# does recursive (decidable) languages closed under division (Quotient) with any language?

I need to prove or disprove that R languages are closed under divison. I have managed to prove thet CFL are't closed under division. I read in wikipedia that RE languages are closed, but I didn't find any proof and also I didn't find anything about R languages. I would really apreciate any help.

The quotient of one language $$L$$ by another $$R$$ is the set of strings $$x$$ such that $$xy\in L$$ for some $$y\in R$$.
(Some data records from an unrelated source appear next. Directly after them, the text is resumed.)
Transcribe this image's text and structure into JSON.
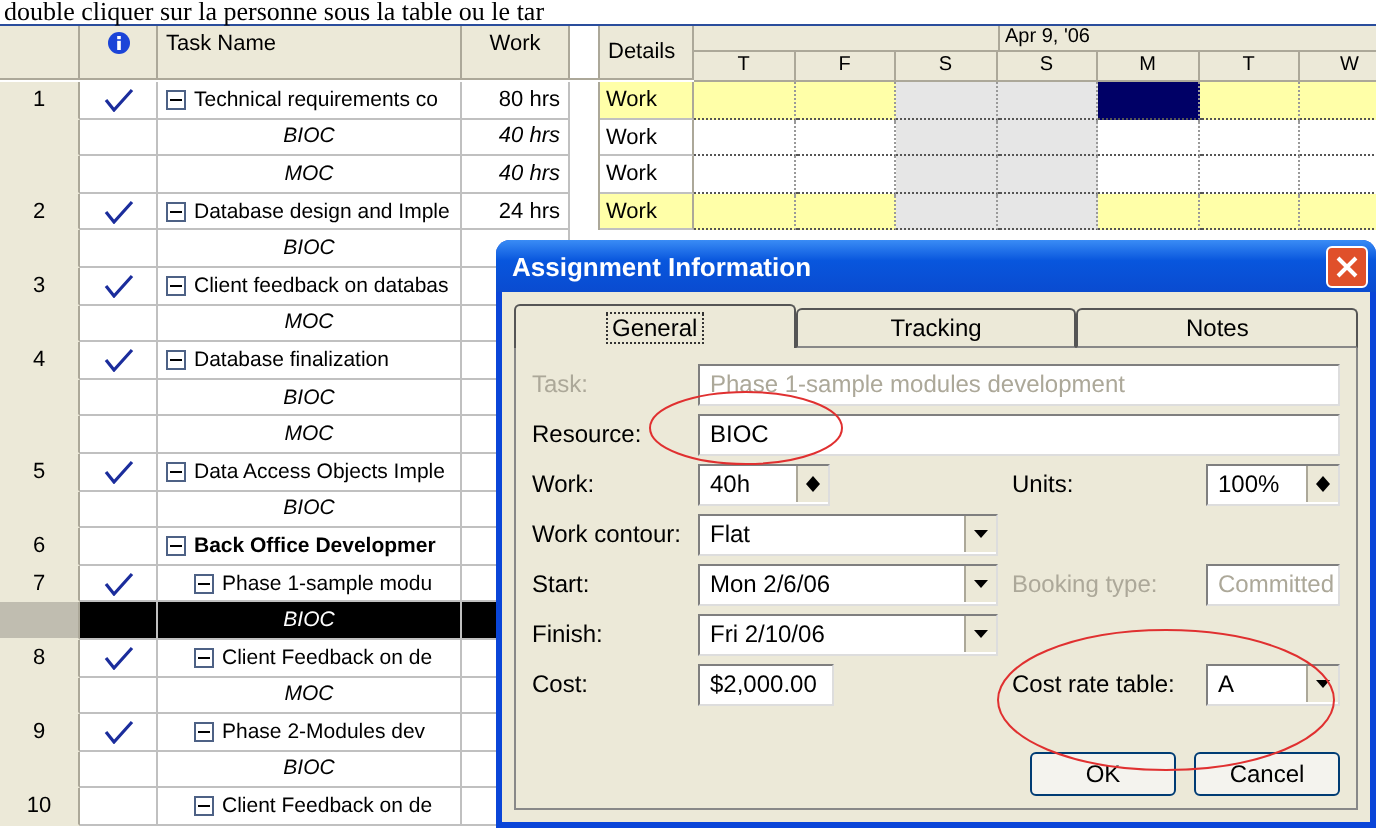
{
  "caption": "double cliquer sur la personne sous la table ou le tar",
  "table": {
    "columns": [
      {
        "kind": "indicator"
      },
      {
        "kind": "name",
        "label": "Task Name"
      },
      {
        "kind": "work",
        "label": "Work"
      }
    ],
    "details_header": "Details",
    "timescale": {
      "week": "Apr 9, '06",
      "days": [
        {
          "label": "T",
          "weekend": false
        },
        {
          "label": "F",
          "weekend": false
        },
        {
          "label": "S",
          "weekend": true
        },
        {
          "label": "S",
          "weekend": true
        },
        {
          "label": "M",
          "weekend": false
        },
        {
          "label": "T",
          "weekend": false
        },
        {
          "label": "W",
          "weekend": false
        }
      ]
    },
    "rows": [
      {
        "id": "1",
        "kind": "task",
        "done": true,
        "selected": false,
        "name": "Technical requirements co",
        "work": "80 hrs",
        "details": "Work",
        "timeline": [
          {
            "selected": false
          },
          {
            "selected": false
          },
          {
            "selected": false
          },
          {
            "selected": false
          },
          {
            "selected": true
          },
          {
            "selected": false
          },
          {
            "selected": false
          }
        ],
        "children": [
          {
            "kind": "assignment",
            "done": false,
            "selected": false,
            "name": "BIOC",
            "work": "40 hrs",
            "details": "Work",
            "timeline": [
              {
                "selected": false
              },
              {
                "selected": false
              },
              {
                "selected": false
              },
              {
                "selected": false
              },
              {
                "selected": false
              },
              {
                "selected": false
              },
              {
                "selected": false
              }
            ]
          },
          {
            "kind": "assignment",
            "done": false,
            "selected": false,
            "name": "MOC",
            "work": "40 hrs",
            "details": "Work",
            "timeline": [
              {
                "selected": false
              },
              {
                "selected": false
              },
              {
                "selected": false
              },
              {
                "selected": false
              },
              {
                "selected": false
              },
              {
                "selected": false
              },
              {
                "selected": false
              }
            ]
          }
        ]
      },
      {
        "id": "2",
        "kind": "task",
        "done": true,
        "selected": false,
        "name": "Database design and Imple",
        "work": "24 hrs",
        "details": "Work",
        "timeline": [
          {
            "selected": false
          },
          {
            "selected": false
          },
          {
            "selected": false
          },
          {
            "selected": false
          },
          {
            "selected": false
          },
          {
            "selected": false
          },
          {
            "selected": false
          }
        ],
        "children": [
          {
            "kind": "assignment",
            "done": false,
            "selected": false,
            "name": "BIOC"
          }
        ]
      },
      {
        "id": "3",
        "kind": "task",
        "done": true,
        "selected": false,
        "name": "Client feedback on databas",
        "children": [
          {
            "kind": "assignment",
            "done": false,
            "selected": false,
            "name": "MOC"
          }
        ]
      },
      {
        "id": "4",
        "kind": "task",
        "done": true,
        "selected": false,
        "name": "Database finalization",
        "children": [
          {
            "kind": "assignment",
            "done": false,
            "selected": false,
            "name": "BIOC"
          },
          {
            "kind": "assignment",
            "done": false,
            "selected": false,
            "name": "MOC"
          }
        ]
      },
      {
        "id": "5",
        "kind": "task",
        "done": true,
        "selected": false,
        "name": "Data Access Objects Imple",
        "children": [
          {
            "kind": "assignment",
            "done": false,
            "selected": false,
            "name": "BIOC"
          }
        ]
      },
      {
        "id": "6",
        "kind": "summary",
        "done": false,
        "selected": false,
        "name": "Back Office Developmer",
        "children": [
          {
            "id": "7",
            "kind": "task",
            "done": true,
            "selected": false,
            "name": "Phase 1-sample modu",
            "children": [
              {
                "kind": "assignment",
                "done": false,
                "selected": true,
                "name": "BIOC"
              }
            ]
          },
          {
            "id": "8",
            "kind": "task",
            "done": true,
            "selected": false,
            "name": "Client Feedback on de",
            "children": [
              {
                "kind": "assignment",
                "done": false,
                "selected": false,
                "name": "MOC"
              }
            ]
          },
          {
            "id": "9",
            "kind": "task",
            "done": true,
            "selected": false,
            "name": "Phase 2-Modules dev",
            "children": [
              {
                "kind": "assignment",
                "done": false,
                "selected": false,
                "name": "BIOC"
              }
            ]
          },
          {
            "id": "10",
            "kind": "task",
            "done": false,
            "selected": false,
            "name": "Client Feedback on de"
          }
        ]
      }
    ]
  },
  "dialog": {
    "title": "Assignment Information",
    "tabs": [
      {
        "label": "General",
        "selected": true
      },
      {
        "label": "Tracking",
        "selected": false
      },
      {
        "label": "Notes",
        "selected": false
      }
    ],
    "rows": [
      [
        {
          "label": "Task:",
          "kind": "text",
          "value": "Phase 1-sample modules development",
          "disabled": true,
          "wide": true
        }
      ],
      [
        {
          "label": "Resource:",
          "kind": "text",
          "value": "BIOC",
          "disabled": false,
          "wide": true
        }
      ],
      [
        {
          "label": "Work:",
          "kind": "spin",
          "value": "40h",
          "disabled": false,
          "wide": false
        },
        {
          "label": "Units:",
          "kind": "spin",
          "value": "100%",
          "disabled": false,
          "wide": false
        }
      ],
      [
        {
          "label": "Work contour:",
          "kind": "dropdown",
          "value": "Flat",
          "disabled": false,
          "wide": false
        }
      ],
      [
        {
          "label": "Start:",
          "kind": "dropdown",
          "value": "Mon 2/6/06",
          "disabled": false,
          "wide": false
        },
        {
          "label": "Booking type:",
          "kind": "text",
          "value": "Committed",
          "disabled": true,
          "wide": false
        }
      ],
      [
        {
          "label": "Finish:",
          "kind": "dropdown",
          "value": "Fri 2/10/06",
          "disabled": false,
          "wide": false
        }
      ],
      [
        {
          "label": "Cost:",
          "kind": "text",
          "value": "$2,000.00",
          "disabled": false,
          "wide": false
        },
        {
          "label": "Cost rate table:",
          "kind": "dropdown",
          "value": "A",
          "disabled": false,
          "wide": false
        }
      ]
    ],
    "buttons": [
      "OK",
      "Cancel"
    ]
  }
}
If both $$L$$ and $$R$$ are computably enumerable (what you call RE), then the quotient is clearly enumerable, since we can simply search for all strings $$x$$ and $$y$$ such that $$xy\in L$$ and $$y\in R$$, and when found, output $$x$$. This will enumerate the quotient $$L/R$$.
But in the case of decidable sets (what you call R), it is not true that the quotient is necessarily decidable. To see this, let $$L$$ be the sets of strings consisting of strings of the form $$xy$$, where $$x$$ codes a Turing machine program $$p$$ and input $$n$$ (with a suitable end-of-code marker) and $$y$$ codes the halting computation of $$p$$ on $$n$$, provided that it does halt. And let $$R$$ be the string with just the strings $$y$$ coding the halting computations. These are each decidable, since we can look at a string and easily decide if it codes the information or not.
But the quotient $$L/R$$ will consist of strings coding the halting TM program and input pairs that halt. That is, it is the halting problem, and this is not decidable.